CONTAINING LINKS TO 1280 STORIES FROM THE NETWORKS' NIGHTLY NEWSCASTS
     COMMENTS: Why Is Campaign 2016 So Newsworthy?

Campaign 2016 received only 246 minutes of coverage on the three broadcast networks' weekday nightly newscasts during January. That is far less than the last three election-year Januaries.

Here is the sequence for the month of January for the last eight cycles: 2016 -- 246; 2012 -- 363; 2008 -- 520; 2004 -- 324; 2000 -- 211; 1996 -- 70; 1992 -- 107; 1988 -- 245.

What has happened? Can our senses be deceiving us? It feels like the news is all-election all-the-time. So why the lull?

Never fear, politics fans. The January number is merely an aberration of the calendar. This year the Iowa caucuses were not held until February 1st so there was no actual voting in January 2016. By contrast, in 2012 and 2008, not only had the caucusgoers of Iowa met before January ended, but votes had been cast in the primaries of New Hampshire and South Carolina and Florida too.

The first week of February has already logged an additional 117 minutes of campaign coverage. We are well on track to continue the trend of 2015 (see the Year in Review 2015), which was the second heaviest penultimate year of campaign coverage in our database, second only to the build up to Campaign 2008.

This increased attention paid to the Presidential election campaign appears, at first sight, to represent an increased interest in politics. Yet it coincides with two contradictory countervailing trends. First, the interest in non-Presidential electoral politics (the mid-term elections, statewide Senate and Gubernatorial campaigns) has actually fallen at the same time as Presidential coverage has increased (see the Year in Review 2014). Second, coverage of actual politics (rather than electoral politics), namely the business of the federal government in its various branches, has also fallen (trend data here).

So, the enormous attention paid to the Presidential campaign represents a shift in the mix of political coverage rather than an increased interest in politics per se. So much interest in who is going to be the next President! So little interest in what the President does as soon as he (or she?) enters the Oval Office!

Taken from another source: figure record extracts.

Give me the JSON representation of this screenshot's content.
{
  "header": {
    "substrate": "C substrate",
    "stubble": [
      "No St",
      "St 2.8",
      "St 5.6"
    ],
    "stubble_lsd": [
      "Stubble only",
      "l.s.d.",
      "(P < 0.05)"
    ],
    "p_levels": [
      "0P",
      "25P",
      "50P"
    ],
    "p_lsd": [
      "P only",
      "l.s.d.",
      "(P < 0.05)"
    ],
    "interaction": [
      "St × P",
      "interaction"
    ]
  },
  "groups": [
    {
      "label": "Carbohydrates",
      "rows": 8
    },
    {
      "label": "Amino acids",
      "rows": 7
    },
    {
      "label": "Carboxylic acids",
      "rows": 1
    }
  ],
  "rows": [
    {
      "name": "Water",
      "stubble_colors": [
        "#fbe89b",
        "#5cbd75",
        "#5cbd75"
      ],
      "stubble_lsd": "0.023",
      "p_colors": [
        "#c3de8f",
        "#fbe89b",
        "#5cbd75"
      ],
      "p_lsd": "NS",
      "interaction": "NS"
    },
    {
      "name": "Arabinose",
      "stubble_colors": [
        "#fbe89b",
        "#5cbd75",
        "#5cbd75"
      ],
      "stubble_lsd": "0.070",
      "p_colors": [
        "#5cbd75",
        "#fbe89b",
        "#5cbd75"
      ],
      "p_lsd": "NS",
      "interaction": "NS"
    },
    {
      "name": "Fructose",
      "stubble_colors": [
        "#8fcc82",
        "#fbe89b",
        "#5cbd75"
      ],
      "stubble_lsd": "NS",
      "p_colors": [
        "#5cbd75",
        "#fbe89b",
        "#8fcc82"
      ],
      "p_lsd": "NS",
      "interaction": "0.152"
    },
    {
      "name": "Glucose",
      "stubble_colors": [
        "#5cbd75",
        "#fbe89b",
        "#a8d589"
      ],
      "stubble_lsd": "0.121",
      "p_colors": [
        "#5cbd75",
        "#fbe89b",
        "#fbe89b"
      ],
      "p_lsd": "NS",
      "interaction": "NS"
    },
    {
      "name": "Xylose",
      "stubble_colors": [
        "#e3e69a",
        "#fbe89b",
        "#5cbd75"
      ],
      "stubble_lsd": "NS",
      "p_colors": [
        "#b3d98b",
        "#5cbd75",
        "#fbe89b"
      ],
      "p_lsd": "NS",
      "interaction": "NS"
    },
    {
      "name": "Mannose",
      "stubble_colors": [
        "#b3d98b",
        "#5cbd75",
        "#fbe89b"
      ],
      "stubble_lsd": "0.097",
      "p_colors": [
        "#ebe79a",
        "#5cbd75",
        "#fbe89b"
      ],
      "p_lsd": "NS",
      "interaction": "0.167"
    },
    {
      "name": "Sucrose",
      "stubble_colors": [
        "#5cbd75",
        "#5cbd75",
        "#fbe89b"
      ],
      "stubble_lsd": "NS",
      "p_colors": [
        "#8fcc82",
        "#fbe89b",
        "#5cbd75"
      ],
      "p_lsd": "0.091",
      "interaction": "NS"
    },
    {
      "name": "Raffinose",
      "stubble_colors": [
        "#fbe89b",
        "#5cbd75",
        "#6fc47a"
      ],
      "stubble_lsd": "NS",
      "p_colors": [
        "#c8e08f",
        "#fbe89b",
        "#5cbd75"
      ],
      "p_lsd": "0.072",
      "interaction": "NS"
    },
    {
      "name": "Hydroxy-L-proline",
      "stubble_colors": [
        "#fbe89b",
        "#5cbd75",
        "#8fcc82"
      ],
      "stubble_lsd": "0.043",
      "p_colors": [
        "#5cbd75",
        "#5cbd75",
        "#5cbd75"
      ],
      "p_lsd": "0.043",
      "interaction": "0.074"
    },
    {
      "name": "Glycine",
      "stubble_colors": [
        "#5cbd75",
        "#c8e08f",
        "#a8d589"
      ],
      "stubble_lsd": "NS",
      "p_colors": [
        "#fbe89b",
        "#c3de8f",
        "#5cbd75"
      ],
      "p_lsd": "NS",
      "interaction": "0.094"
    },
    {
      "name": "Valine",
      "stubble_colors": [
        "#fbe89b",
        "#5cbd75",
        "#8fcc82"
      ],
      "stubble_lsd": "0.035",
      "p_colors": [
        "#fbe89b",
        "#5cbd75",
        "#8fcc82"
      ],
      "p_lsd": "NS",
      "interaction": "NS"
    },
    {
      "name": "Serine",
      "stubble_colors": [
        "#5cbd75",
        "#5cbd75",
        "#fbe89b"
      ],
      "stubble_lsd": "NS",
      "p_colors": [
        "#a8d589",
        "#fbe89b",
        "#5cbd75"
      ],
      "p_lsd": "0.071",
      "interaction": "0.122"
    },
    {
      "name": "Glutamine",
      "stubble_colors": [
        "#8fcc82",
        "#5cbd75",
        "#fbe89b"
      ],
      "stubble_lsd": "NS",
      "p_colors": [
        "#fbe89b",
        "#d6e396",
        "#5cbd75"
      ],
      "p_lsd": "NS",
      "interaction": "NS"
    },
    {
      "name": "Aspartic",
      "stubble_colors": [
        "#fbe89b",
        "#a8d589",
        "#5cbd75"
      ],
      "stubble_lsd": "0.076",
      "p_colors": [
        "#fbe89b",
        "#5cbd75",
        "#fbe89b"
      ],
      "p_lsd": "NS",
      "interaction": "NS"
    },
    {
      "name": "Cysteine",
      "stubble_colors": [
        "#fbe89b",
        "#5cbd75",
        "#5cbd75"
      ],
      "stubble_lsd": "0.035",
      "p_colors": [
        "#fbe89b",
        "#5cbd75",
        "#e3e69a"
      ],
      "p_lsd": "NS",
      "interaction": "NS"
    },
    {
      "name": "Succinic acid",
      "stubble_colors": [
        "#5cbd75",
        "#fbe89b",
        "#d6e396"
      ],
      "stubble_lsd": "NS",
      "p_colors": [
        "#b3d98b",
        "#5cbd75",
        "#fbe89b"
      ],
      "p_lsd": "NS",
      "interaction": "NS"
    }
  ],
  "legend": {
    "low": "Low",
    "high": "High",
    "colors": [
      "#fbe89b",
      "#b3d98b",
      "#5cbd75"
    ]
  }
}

I draw two conclusions. One concerns the structure of the permanent Presidential campaign, which is that of a Reality TV contest, with easily identifiable, oversized, caricaturish personalities, a format that is tailor-made for television. The second suggests that the Presidential campaign is not just about politics: in addition, it stands proxy for the vast socio-economic and demographic disruptions that are roiling the nation, dramatizing issues of far greater scope than the mere power of the federal government.

Think of the most newsworthy of all Presidential elections, Campaign 2008 -- McCain, Rodham Clinton, Obama -- in which a trio of oversized personalities represented issues as huge as the legacy of the Vietnam War, the impact of the Feminist Movement, the rise of multiethnic multiculturalism.

The same, I suspect, is happening now during Campaign 2016, with its own new cast of oversized personalities, and its own set of overarching abstract themes that television journalism has a hard time covering directly, precisely because of their abstract nature, but is able to refer to symbolically, via the coverage of the candidates.

Here, finally, we find, embedded in the dramatic structure of a Reality TV contest, a forum where we can grapple with the societal resonance of the War on Terrorism following 9/11, of the Financial Collapse of 2008, of Globalization & Immigration. Here finally, the inchoate forces of the nativist Tea Party and the anti-capitalist Occupy Wall Street find their embodiment, in the figures of Donald Trump and Bernie Sanders.

And who knows? If the fate of the Democratic nomination turns out to be decided by a contest over who wins the African-American vote, Campaign 2016 may be the vehicle by which Black Lives Matter, too, enters the political mainstream.